Diese Geschichte ist ein wunderbarer Spiegel menschlicher Eitelkeit. Sie zeigt, daß auch in rechtem, frommem Eifer oft Ehrgeiz oder ein anderer Fehler des Fleisches stecken kann, so daß die Nachfolger Christi ganz anderswohin schauen, als sie sollten. Wir irren völlig vom Ziel ab, wenn wir uns nicht an ihm, dem Einen, genügen lassen und außer ihm und seinen Verheißungen nach diesem und jenem suchen. Es genügt nicht, wenn wir nur am Anfang unser Herz in Einfalt Christus anheimgeben, wenn diese Lauterkeit nicht bleibt, da uns oft mitten auf dem Wege böse Neigungen entgegentreten und uns auf Abwege führen. Man kann bestimmt annehmen, daß die beiden Zebedaiden Christus am Anfang mit aufrichtigem Herzen anhingen; aber sobald sie merkten, daß sie bei ihm eine besondere Gunst genossen, und von der nahen Herrschaft hörten, lassen sie sich sofort zu verkehrten Wünschen hinreißen und wollen nicht mehr bei ihrer Pflicht bleiben. Wenn das aber schon bei diesen zwei besten Jüngern vorkommt, wie sorgfältig müssen dann wir erst auf unseren Weg achten, wenn wir nicht aus der Richtung kommen wollen. Wir müssen bei jeder sich bietenden entsprechenden Gelegenheit uns davor hüten, daß nicht die Suche nach Ruhm unsere fromme Gesinnung beeinträchtigt. Obgleich Matthäus und Markus den Worten nach in manchem auseinanderweichen, stimmen sie doch in dem Hauptgedanken überein. Matthäus erzählt, die Frau des Zebedäus sei gekommen und habe für ihre Söhne gebeten, im Reich Christi die ersten Plätze einnehmen zu dürfen. Markus läßt die beiden Jünger selber fragen. Wahrscheinlich haben sie klugerweise ihre Mutter vorgeschoben, da diese kühner zu bitten wagte, während sie selbst die Scheu zurückhielt. Daß die Bitte jedoch von ihnen ausging, zeigt sich daran, daß Christus ihnen und nicht ihrer Mutter antwortet. Indem die Mutter durch ihren Kniefall zu verstehen gibt, daß sie etwas erbitten wolle, bevor sie noch ihr Anliegen ausspricht, oder, nach der Version des Markus, indem die Jünger selbst Christus ganz allgemein zu bewegen suchen, er möge ihnen alles erfüllen, was sie von ihm erbitten würden, zeigen sie an dieser zurückhaltenden Einleitung ihr schlechtcs Gewissen.
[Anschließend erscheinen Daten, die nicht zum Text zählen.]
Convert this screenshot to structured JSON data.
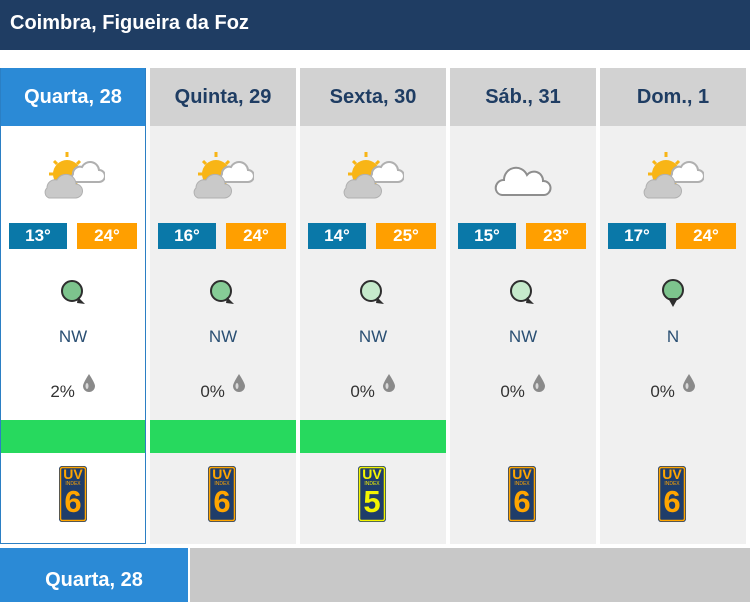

Matth. 20, 21. „Laß diese meine zwei Söhne sitzen in deinem Reich.“ Immerhin ist an den Zebedaiden zu loben, daß sie auf ein Reich Christi hoffen, obwohl sich damals nicht einmal der geringste Schatten davon abzeichnete. Sic sehen ihn nur als Verachteten, als den Menschen in der niedrigen Knechtsgestalt, sie beobachten auch, wie die Welt auf ihn herabsieht und ihn schmäht. Trotzdem sind sie davon überzeugt, daß Christus in kurzer Zeit ein herrliches Reich aufrichten werde, weil er es sie so gelehrt hatte. Es ist ein eindrückliches Beispiel für Glauben, und doch sehen wir hier, wie leicht der gute Same, sobald er in unsere Herzen gesät ist, verdirbt; sie stellten sich nämlich ein vergängliches Königreich vor und ließen sich bald von ihrer Torheit dahin bringen, daß sie dort die ersten Plätze für sich beanspruchten. Auf dem Untergrund eines recht lobenswerten Glaubens war also diese falsche Begierde entstanden; darum müssen wir den Herrn nicht nur bitten, daß er uns die Augen öffnet, sondern auch, daß er uns beständig leitet und unsere Augen auf das rechte Ziel gerichtet hält. Wir müssen ihn nicht nur um Glauben bitten, sondern auch, daß er ihn von allem rein erhält, was nicht zu ihm paßt.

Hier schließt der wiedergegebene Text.